По мере того, как Гай говорил, Марк отодвигался от него, кривясь, как от боли.
— Это правда? — с трудом выговорил он.
— К несчастью, — ответил Гай. — Надо переждать. Я смогу им доказать, кто прав, не сомневайся…
— Уходи! — вдруг закричал Марк. — Дезертирам нет здесь места!
— Что?
— Ты не друг мне больше. Предатель, трус, уходи, пока я не убил тебя!
— Трус? — Гай медленно поднялся. — Ты смеешь называть меня трусом? Ты, не державший оружия, называешь трусом меня, героя Тразиментского озера, трижды раненного в бою… Да как повернулся у тебя язык!
— Прости, я погорячился, — с трудом выговорил Марк. Он стоял бледный, опустив голову. — Прости меня. И все же ты должен уйти к Аппию Клавдию и просить прощения за самовольную отлучку, и если он накажет тебя, то будет прав..
— Марк, опомнись! — вмешался Гераклид. — Как же ты можешь не верить другу и доверять клевете, которую на него возвели!
— Я обязан верить сенату, — хмуро ответил Марк, — один человек может ошибиться, народ Рима — нет. Уходи, Гай!
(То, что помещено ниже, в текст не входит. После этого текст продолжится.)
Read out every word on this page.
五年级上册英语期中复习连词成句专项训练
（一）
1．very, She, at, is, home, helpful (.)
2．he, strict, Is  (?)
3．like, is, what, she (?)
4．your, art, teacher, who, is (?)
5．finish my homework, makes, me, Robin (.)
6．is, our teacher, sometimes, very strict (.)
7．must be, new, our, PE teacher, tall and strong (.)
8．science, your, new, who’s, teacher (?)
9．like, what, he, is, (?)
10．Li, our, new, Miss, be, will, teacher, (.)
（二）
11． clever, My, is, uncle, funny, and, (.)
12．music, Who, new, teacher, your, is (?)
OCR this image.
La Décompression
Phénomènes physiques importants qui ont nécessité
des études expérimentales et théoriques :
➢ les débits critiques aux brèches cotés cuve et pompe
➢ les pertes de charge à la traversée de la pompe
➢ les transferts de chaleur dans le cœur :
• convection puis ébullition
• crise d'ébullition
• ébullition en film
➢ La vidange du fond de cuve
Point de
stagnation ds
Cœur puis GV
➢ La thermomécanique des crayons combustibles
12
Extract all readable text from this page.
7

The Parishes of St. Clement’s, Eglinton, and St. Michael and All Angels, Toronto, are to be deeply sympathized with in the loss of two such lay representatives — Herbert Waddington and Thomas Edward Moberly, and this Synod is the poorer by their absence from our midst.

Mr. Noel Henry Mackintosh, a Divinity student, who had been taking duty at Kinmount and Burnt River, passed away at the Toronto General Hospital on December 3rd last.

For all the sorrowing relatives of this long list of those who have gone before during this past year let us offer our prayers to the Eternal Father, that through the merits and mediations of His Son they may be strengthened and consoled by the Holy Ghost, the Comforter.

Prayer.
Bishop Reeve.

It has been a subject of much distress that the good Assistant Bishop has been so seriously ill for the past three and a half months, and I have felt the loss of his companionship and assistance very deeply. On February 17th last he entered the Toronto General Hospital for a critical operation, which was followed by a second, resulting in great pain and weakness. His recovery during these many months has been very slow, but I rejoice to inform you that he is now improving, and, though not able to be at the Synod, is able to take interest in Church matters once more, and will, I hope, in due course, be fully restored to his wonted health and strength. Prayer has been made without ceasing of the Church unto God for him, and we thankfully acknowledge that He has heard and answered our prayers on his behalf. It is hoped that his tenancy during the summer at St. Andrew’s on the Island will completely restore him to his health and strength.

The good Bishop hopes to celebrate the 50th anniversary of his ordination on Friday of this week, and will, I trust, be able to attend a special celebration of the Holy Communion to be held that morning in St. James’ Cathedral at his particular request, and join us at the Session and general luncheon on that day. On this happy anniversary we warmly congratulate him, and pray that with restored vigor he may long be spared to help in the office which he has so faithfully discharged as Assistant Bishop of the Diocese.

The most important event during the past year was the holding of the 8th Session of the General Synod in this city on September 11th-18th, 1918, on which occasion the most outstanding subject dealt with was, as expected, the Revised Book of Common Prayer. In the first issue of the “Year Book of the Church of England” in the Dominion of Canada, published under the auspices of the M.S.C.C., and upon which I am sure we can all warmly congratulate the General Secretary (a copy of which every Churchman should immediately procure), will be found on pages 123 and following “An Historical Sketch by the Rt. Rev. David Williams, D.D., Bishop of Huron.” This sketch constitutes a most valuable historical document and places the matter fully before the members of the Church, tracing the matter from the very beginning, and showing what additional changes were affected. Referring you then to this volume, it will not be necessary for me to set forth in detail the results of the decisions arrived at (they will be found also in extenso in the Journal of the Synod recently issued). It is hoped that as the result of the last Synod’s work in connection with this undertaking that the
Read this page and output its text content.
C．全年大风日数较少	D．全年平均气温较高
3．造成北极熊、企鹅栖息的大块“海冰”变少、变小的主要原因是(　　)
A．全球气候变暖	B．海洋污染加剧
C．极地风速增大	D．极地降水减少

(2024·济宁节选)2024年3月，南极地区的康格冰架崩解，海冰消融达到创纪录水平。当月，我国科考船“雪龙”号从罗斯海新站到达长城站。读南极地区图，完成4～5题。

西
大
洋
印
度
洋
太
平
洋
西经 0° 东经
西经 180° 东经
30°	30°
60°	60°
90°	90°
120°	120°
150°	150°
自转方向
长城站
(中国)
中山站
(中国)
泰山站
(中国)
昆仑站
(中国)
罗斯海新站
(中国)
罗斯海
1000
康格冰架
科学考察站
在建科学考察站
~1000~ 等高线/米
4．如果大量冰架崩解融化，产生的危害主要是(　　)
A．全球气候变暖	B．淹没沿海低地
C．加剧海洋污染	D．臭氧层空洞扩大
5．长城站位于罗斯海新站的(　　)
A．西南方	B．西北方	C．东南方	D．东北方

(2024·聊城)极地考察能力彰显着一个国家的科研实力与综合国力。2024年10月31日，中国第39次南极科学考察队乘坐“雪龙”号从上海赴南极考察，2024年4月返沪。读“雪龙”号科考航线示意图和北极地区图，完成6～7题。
Пока Рим не простит тебя, ты мне не друг.
— Значит, так, — протянул Гай и сжал кулаки, — значит, так. Пока бездари вроде Фабия и Баррона губили нас, как скот, пока мы шли врукопашную против боевых слонов и гибли, растоптанные чудищами, пока мы голодали, обманутые спекулянтами-поставщиками, ты, жалкий трус, смотрел на все это из-за моря, попивая вино и прохлаждаясь в бане. И вот теперь ты судишь меня, — Гай перевел дух, злость мешала ему говорить. — Ты веришь не мне, — продолжал он с яростью, — а сборищу полоумных стариков, объявивших себя цветом римского народа. Я хотел уйти из игры, но нет, хватит. Я буду мстить, буду драться, пока Ганнибал не очистит Рим от таких подлецов, как ты!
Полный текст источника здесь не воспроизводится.